Enquanto a presidente estadual do partido, Ananias Filho, direciona severas críticas aos prefeitos liberais que declararam apoio à pré-candidatura do governador Otaviano Pivetta (Republicanos), constata-se a ausência de penalizações ou manifestações oficiais a respeito da presença de lideranças alinhadas ao governo federal na base de Wellington Fagundes, sinalizando uma tolerância tática em prol da viabilidade eleitoral.

O cenário consolidado projeta desafios complexos para a gestão da imagem pública de Wellington Fagundes junto à sua base eleitoral de origem.

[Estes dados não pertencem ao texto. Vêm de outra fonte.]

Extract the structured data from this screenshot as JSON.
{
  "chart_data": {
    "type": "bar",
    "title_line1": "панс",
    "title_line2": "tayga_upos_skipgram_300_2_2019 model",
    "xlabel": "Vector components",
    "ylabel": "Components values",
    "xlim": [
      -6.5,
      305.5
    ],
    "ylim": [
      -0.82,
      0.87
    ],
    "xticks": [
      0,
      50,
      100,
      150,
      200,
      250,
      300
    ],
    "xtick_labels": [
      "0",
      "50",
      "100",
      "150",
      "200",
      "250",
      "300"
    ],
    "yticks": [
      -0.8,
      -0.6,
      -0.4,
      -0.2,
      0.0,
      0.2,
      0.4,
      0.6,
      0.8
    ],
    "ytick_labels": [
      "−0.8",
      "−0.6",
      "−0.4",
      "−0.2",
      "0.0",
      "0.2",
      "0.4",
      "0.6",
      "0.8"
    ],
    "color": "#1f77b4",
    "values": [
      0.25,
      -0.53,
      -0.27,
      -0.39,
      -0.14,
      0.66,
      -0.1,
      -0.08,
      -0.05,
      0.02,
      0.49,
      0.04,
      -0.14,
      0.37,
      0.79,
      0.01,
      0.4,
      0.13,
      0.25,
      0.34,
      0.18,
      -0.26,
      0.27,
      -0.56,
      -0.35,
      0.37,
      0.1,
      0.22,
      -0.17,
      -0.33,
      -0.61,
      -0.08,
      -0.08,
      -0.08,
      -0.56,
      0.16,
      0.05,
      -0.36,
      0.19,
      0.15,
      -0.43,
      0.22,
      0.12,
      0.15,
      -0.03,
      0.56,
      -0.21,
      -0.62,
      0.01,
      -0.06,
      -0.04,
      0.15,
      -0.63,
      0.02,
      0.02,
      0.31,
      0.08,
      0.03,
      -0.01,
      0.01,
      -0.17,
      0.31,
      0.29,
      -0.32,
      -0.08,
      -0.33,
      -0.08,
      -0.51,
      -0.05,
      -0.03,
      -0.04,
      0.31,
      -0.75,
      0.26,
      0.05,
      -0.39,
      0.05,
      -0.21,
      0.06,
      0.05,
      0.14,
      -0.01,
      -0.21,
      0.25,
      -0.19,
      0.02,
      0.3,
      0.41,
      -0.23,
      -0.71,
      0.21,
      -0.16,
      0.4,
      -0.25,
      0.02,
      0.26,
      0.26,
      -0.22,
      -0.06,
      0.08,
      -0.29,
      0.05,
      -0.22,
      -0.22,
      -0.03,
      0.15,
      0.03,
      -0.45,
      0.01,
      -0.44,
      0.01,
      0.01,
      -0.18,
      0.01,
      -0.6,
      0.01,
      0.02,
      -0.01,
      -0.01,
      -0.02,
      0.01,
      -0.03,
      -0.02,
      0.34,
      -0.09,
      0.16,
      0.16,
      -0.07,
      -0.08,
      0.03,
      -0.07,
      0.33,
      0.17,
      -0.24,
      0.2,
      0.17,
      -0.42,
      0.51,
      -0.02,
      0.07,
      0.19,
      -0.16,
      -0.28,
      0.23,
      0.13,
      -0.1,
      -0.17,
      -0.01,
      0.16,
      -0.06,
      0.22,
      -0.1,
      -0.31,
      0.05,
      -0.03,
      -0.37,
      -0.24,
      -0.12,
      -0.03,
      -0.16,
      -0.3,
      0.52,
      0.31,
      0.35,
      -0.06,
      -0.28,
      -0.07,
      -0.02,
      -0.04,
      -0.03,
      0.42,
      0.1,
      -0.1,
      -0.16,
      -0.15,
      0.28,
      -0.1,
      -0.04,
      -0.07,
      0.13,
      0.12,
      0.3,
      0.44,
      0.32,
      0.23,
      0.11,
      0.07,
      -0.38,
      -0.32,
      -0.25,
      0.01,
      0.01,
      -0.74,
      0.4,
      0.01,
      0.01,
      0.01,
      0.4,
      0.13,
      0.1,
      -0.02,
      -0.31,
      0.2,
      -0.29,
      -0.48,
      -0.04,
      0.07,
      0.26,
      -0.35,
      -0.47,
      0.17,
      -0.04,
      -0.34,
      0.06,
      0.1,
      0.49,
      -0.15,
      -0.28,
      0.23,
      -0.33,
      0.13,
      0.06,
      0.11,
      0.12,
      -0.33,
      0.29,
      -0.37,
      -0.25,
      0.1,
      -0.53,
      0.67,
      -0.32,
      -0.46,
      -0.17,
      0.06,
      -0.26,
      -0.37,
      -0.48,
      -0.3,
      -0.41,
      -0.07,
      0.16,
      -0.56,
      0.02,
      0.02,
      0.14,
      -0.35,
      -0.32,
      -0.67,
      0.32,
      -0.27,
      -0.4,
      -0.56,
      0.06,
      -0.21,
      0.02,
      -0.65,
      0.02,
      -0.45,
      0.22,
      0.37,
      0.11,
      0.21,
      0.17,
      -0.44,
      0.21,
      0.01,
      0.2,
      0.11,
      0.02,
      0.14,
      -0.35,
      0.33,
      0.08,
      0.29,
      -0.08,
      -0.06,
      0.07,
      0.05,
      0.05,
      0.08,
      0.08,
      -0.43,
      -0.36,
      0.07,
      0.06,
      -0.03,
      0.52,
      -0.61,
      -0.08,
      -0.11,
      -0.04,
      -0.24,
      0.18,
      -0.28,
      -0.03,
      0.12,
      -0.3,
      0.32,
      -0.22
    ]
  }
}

Historicamente associado ao centro pragmático, o parlamentar enfrenta questionamentos de setores ortodoxos da direita, que utilizam a presença de elementos progressistas na coligação para contestar sua coerência doutrinária.

A necessidade de administrar um palanque de composição ideológica mista exigirá do candidato um contínuo exercício de equilíbrio político para reter o eleitorado conservador sem repelir os apoios estratégicos vindos do centro e da centro-esquerda.

Por fim, o panorama atual evidencia que o pragmatismo político em Mato Grosso sobrepôs-se às polarizações nacionais, redefinindo os contornos da disputa de 2026. A aliança que reúne sob o mesmo teto político o PL, o MDB, o PSD e alas do União Brasil (UB) demonstra que a busca pelo “Poder Estadual” suplantou divisões partidárias rígidas.

O sucesso dessa empreitada dependerá da capacidade dos articuladores em convencer o eleitorado de que a heterogeneidade da coligação representa amplitude governamental, e não incoerência ideológica, na construção do futuro político do estado.